Люсьен взял ее за руку. Мари-Жозеф не могла осушить слез, но никогда еще не испытывала ни к кому такой благодарности за сочувствие.
– Вам запрещено сюда входить! Вы не вправе сюда входить! – донесся голос церемониймейстера из соседнего зала. – Стража!
И тут в зал впорхнул обезумевший голубь. Он заметался под потолком, потом увидел сквозь стекло небо и стремительно кинулся к окну, но в последний момент успел свернуть в сторону. Он отлетел к королевскому голубятнику, тот схватил его и прижал к груди. На плечах у него примостились другие птицы, один голубь притих за пазухой.
Не спрашивая ни у кого позволения, Люсьен подошел к голубятнику и, тяжело опираясь на трость, протянул руку.
Голубятник порылся в кармане и высыпал Люсьену на ладонь пригоршню серебряных капсул.
Люсьен не соблаговолил открыть их. Он вернулся на свое место, встав перед королевским троном. Мари-Жозеф глядела на горстку серебра, обрамленного сияющим ореолом от слез у нее на ресницах. Она вонзила ногти в ладони, чтобы не плакать, не закричать во весь голос: «Откройте же скорей, прочтите послание!..»
Его величество выбрал одну из капсул, преподнесенных Люсьеном. Открыл. Перевернул, но ничего не извлек. Потряс.

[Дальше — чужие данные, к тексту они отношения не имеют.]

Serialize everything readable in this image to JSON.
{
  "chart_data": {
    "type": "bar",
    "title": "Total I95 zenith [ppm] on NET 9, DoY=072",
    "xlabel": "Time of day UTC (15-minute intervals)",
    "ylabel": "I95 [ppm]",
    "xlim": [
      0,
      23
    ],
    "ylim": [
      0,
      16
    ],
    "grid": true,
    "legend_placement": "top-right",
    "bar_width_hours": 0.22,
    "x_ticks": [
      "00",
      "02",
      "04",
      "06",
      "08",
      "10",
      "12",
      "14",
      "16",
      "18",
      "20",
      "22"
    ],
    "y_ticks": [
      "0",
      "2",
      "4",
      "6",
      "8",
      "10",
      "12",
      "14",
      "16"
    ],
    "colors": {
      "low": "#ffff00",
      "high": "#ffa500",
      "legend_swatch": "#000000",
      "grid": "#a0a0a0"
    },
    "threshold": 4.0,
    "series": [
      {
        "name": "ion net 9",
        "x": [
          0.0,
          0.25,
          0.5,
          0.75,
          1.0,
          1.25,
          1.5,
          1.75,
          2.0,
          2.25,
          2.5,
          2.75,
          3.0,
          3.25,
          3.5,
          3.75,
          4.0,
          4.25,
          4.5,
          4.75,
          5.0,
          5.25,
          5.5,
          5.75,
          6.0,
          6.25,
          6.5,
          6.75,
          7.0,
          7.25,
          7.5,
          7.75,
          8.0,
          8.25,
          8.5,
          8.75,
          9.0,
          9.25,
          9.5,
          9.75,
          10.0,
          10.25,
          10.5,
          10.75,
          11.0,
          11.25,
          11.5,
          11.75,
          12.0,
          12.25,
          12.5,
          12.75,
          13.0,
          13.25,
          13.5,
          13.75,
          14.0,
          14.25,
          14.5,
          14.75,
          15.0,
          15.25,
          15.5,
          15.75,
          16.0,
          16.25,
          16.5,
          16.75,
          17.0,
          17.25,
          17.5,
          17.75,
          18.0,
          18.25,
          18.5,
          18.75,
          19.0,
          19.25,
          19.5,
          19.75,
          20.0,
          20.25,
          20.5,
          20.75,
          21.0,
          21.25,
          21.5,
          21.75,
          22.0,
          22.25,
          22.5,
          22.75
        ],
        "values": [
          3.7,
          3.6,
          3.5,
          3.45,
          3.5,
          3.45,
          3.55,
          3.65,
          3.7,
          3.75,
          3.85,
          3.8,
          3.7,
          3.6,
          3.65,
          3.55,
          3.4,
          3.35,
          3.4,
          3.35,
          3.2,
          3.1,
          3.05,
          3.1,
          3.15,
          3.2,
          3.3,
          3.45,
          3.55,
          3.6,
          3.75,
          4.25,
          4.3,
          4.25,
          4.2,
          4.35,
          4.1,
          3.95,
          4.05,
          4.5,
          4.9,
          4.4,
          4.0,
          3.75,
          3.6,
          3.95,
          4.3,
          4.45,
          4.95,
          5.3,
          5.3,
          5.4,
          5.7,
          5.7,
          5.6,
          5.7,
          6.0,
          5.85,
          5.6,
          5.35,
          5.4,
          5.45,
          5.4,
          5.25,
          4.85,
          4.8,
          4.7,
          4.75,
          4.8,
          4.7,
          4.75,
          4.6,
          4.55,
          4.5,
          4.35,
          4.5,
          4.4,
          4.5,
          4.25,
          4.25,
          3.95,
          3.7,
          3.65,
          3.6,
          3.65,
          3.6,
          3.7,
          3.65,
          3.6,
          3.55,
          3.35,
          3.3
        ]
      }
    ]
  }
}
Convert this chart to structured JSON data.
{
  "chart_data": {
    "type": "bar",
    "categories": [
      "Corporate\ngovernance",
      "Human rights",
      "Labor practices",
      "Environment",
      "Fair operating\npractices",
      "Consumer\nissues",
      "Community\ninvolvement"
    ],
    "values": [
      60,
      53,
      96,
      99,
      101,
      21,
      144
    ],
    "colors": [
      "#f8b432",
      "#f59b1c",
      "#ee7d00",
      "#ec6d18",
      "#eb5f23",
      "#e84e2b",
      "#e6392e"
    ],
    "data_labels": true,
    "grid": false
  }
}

На блестящий паркет со звонким резким стуком выпал изумруд. Словно разбрасывая зеленые искорки, камень покатился по полу и замер у бахромы персидского ковра. Стражник поднял его и, преклонив колени у подножия трона, вернул его величеству.
Его величество прочитал послание на клочке бумаги, содержавшемся в капсуле, и уронил его на пол.
В каждой новой капсуле таилась драгоценность еще более прекрасная, чем в предшествующей: жемчужина, или нефритовая бусина совершенной огранки, или элегантная золотая подвеска. Пол у подножия трона усеяли послания. Мари-Жозеф составила из отдельных слов сообщения: «Ацтекские драгоценности. Испанское золото. Богатейшие сокровища».
Его величество сжал бесценную находку в ладони:
– Я дарую русалке жизнь.
Безучастный тон, которым это было произнесено, встревожил Мари-Жозеф.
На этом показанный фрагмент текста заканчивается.